2- rig counts in the US and Canada are rising at a very slow pace since covid. Barely reaching
half the level of the shale boom period.
3- many us shale assets need 80-100$ WTI price to just break-even as the main fields left are
poor qualities unlike in the 2010s (explains why rig counts is just slowly rising). Oil producers
are not expanding capex that much and keep some of the actual free cash flow for their balance
sheet and some for their shareholders.
4- we are currently living the consequences of 2014-2015 oil crash/ excess supply. For the past
7 years majors and smaller producers have not been investing in the business and tried to
delever/protect their balance sheet.
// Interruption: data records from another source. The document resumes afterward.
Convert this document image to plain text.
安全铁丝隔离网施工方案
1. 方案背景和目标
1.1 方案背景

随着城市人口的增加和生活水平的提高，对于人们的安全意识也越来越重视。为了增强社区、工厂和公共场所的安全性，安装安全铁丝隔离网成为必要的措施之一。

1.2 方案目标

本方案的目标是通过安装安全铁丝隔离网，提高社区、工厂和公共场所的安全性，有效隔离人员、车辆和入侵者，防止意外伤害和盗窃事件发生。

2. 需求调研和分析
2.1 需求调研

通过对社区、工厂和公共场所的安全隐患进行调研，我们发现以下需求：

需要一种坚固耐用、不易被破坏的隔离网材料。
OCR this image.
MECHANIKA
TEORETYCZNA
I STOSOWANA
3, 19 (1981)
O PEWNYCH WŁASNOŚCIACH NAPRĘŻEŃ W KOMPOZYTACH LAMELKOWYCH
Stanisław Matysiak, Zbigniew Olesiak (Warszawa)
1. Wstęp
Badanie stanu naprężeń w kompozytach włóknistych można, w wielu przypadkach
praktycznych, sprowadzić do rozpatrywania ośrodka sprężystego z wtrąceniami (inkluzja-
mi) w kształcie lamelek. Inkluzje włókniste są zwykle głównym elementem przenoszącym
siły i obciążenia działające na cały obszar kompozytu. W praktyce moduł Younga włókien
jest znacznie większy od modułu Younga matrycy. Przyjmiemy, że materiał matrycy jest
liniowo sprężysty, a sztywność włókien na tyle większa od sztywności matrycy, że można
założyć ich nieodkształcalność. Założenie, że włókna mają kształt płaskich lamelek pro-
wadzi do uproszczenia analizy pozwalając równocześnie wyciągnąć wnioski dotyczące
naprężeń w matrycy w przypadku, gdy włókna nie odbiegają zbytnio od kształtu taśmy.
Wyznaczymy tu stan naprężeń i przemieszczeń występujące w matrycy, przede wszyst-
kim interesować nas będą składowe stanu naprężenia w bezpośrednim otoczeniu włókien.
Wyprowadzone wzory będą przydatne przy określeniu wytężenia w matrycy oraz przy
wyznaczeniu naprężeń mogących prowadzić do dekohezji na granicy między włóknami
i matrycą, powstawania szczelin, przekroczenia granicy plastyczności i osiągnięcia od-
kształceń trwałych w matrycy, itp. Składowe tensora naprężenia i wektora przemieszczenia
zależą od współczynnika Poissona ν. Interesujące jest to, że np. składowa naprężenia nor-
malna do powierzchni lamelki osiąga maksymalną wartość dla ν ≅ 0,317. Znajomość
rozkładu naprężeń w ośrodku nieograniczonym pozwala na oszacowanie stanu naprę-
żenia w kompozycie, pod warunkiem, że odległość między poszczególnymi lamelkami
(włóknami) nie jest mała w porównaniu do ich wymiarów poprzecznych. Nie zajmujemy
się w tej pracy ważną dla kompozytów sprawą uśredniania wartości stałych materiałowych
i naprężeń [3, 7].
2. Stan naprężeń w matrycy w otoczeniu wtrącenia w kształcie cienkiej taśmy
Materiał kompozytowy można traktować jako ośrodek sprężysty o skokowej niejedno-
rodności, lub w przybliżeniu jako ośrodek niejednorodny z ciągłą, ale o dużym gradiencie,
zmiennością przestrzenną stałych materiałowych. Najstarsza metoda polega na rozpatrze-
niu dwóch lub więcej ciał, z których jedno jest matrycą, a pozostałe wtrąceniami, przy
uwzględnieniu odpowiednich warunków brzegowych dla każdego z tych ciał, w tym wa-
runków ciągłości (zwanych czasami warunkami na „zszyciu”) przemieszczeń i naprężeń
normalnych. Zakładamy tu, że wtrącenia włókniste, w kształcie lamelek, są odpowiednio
The huge underinvestment over that period (both up and
downstream) is leading to a price floor.

Michael Ekin Smith


Hydrocarbons are facing long term demand reduction, if not destruction, as ground transport
gradually transitions to electric.
OPEC recently released a study projecting demand growth - but that is increasingly looking
wildly optimistic.
Reduce the wet barrel market by a fifth - to about 80 mbd. Then readjust price expectations.
And corporate capex.
If not a sunset industry, it is one that has likely topped out.